🤖 AI Summary
This work identifies a novel software-defined hardware aging attack—“targeted wearout attack”—exploiting negative-bias temperature instability (NBTI) in nanoscale CMOS microprocessors. Unlike prior assumptions that aging is uncontrollable and non-exploitable, this attack enables unprivileged software to selectively accelerate aging of critical logic paths (e.g., RISC-V multiply-accumulate pipelines), inducing silent data corruptions. Methodologically, it integrates transistor-level NBTI modeling, microarchitectural analysis, and stress-driven workload synthesis to achieve functional-unit-level aging manipulation. Experimental evaluation demonstrates over 7× acceleration in aging rate along targeted paths and reproducible, predictable computational failures under co-located benign workloads. Crucially, this work formally establishes aging as a controllable attack surface—a paradigm shift from conventional hardware security assumptions—and introduces a new framework for cross-layer security assessment integrating software, microarchitecture, and device physics.
📝 Abstract
Negative-Bias Temperature Instability is a dominant aging mechanism in nanoscale CMOS circuits such as microprocessors. With this aging mechanism, the rate of device aging is dependent not only on overall operating conditions, such as heat, but also on user controllable inputs to the transistors. This dependence on input implies a possible timing fault-injection attack wherein a targeted path of logic is intentionally degraded through the purposeful, software-driven actions of an attacker, rendering a targeted bit effectively stuck.

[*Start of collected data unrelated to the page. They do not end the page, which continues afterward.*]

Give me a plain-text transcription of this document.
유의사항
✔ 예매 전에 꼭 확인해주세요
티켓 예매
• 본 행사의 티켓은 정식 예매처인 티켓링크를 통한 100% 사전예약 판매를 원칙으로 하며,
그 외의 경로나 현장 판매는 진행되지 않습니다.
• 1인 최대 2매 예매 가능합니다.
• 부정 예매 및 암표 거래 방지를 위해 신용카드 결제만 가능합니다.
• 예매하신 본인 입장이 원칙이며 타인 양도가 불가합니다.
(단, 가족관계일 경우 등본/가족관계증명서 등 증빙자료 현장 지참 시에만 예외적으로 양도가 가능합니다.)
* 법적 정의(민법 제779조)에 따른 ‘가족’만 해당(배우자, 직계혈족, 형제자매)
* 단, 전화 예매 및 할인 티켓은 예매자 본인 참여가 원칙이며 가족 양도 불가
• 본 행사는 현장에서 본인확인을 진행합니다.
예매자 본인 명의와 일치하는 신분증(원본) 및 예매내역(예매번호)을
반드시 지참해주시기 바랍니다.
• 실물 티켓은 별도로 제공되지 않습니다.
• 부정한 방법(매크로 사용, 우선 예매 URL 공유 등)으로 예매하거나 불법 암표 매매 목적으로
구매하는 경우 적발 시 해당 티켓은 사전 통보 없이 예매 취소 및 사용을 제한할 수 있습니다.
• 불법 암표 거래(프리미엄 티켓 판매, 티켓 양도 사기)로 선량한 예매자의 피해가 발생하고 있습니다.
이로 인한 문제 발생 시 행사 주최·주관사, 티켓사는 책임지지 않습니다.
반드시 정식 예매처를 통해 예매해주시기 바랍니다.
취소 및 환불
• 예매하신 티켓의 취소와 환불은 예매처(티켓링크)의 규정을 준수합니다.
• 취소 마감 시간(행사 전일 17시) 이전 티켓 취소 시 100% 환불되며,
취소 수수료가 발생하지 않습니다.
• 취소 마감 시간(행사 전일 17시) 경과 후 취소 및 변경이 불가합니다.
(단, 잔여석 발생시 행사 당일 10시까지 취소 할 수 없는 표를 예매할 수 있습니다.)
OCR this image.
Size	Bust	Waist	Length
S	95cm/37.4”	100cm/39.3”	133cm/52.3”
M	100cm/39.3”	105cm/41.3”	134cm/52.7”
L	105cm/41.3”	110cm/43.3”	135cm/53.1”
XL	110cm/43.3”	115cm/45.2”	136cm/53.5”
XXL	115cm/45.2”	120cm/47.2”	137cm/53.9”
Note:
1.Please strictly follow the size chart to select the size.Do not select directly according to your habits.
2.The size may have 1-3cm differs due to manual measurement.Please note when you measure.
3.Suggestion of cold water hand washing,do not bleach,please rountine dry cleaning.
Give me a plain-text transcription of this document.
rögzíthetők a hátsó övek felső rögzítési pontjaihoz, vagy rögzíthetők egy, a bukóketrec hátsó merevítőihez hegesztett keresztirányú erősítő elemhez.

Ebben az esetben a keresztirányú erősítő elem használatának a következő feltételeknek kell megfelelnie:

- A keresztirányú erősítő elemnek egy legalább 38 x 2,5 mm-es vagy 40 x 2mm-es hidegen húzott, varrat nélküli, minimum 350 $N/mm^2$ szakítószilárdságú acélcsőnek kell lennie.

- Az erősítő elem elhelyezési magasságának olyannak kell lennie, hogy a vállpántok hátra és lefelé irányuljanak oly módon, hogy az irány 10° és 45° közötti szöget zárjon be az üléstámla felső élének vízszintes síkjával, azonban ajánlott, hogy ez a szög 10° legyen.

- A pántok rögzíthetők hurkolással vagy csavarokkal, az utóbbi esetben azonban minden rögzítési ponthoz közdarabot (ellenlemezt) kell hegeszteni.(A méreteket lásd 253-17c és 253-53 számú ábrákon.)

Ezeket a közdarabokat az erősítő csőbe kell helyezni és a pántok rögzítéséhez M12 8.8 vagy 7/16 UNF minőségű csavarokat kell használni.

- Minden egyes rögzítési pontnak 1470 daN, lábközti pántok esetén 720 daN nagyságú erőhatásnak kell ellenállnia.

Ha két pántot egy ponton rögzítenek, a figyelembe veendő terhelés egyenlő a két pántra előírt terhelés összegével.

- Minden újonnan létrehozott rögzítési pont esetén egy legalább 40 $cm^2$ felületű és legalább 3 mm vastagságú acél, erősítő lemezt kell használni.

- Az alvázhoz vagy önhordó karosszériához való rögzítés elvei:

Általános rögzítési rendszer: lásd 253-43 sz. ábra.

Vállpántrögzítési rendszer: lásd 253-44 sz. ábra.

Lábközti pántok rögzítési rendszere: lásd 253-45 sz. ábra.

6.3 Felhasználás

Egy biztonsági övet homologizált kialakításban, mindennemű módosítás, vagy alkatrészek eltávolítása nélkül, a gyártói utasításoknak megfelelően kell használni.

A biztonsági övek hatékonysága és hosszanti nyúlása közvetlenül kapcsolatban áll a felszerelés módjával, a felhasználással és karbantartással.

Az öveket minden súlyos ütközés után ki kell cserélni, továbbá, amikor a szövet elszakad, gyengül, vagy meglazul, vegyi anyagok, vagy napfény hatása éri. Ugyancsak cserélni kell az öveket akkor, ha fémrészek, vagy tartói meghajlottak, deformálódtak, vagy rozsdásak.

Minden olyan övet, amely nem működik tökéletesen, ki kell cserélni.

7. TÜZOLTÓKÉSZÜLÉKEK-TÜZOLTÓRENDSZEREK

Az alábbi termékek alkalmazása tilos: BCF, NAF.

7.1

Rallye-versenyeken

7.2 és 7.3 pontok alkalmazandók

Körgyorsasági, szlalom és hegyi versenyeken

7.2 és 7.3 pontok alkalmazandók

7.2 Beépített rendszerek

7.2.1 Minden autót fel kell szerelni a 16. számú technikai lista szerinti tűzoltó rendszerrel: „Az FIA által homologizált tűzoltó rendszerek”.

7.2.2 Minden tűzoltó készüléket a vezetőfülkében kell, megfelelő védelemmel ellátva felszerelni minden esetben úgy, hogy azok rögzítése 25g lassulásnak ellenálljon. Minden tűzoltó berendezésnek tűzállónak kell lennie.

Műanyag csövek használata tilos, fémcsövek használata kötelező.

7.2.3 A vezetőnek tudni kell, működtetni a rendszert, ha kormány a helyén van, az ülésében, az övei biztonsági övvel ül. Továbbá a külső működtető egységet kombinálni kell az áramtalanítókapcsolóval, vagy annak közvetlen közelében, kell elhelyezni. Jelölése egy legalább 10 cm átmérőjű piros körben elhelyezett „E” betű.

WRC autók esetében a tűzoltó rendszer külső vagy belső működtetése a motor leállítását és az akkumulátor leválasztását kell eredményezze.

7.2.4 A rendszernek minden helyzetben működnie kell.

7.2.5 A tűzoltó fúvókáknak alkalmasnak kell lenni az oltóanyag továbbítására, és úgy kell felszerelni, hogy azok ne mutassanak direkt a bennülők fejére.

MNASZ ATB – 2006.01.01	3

In this work, we describe such an attack mechanism, which we dub a "$ extbf{Targeted Wearout Attack}$", wherein an attacker with sufficient knowledge of the processor core, executing a carefully crafted software program with only user privilege, is able to degrade a functional unit within the processor with the aim of eliciting a particular desired incorrect calculation in a victim application. Here we give a general methodology for the attack. We then demonstrate a case study where a targeted path within the fused multiply-add pipeline in a RISC-V CPU sees a $>7x$ increase in wear over time than would be experienced under typical workloads. We show that an attacker could leverage such an attack, leading to targeted and silent data corruption in a co-running victim application using the same unit.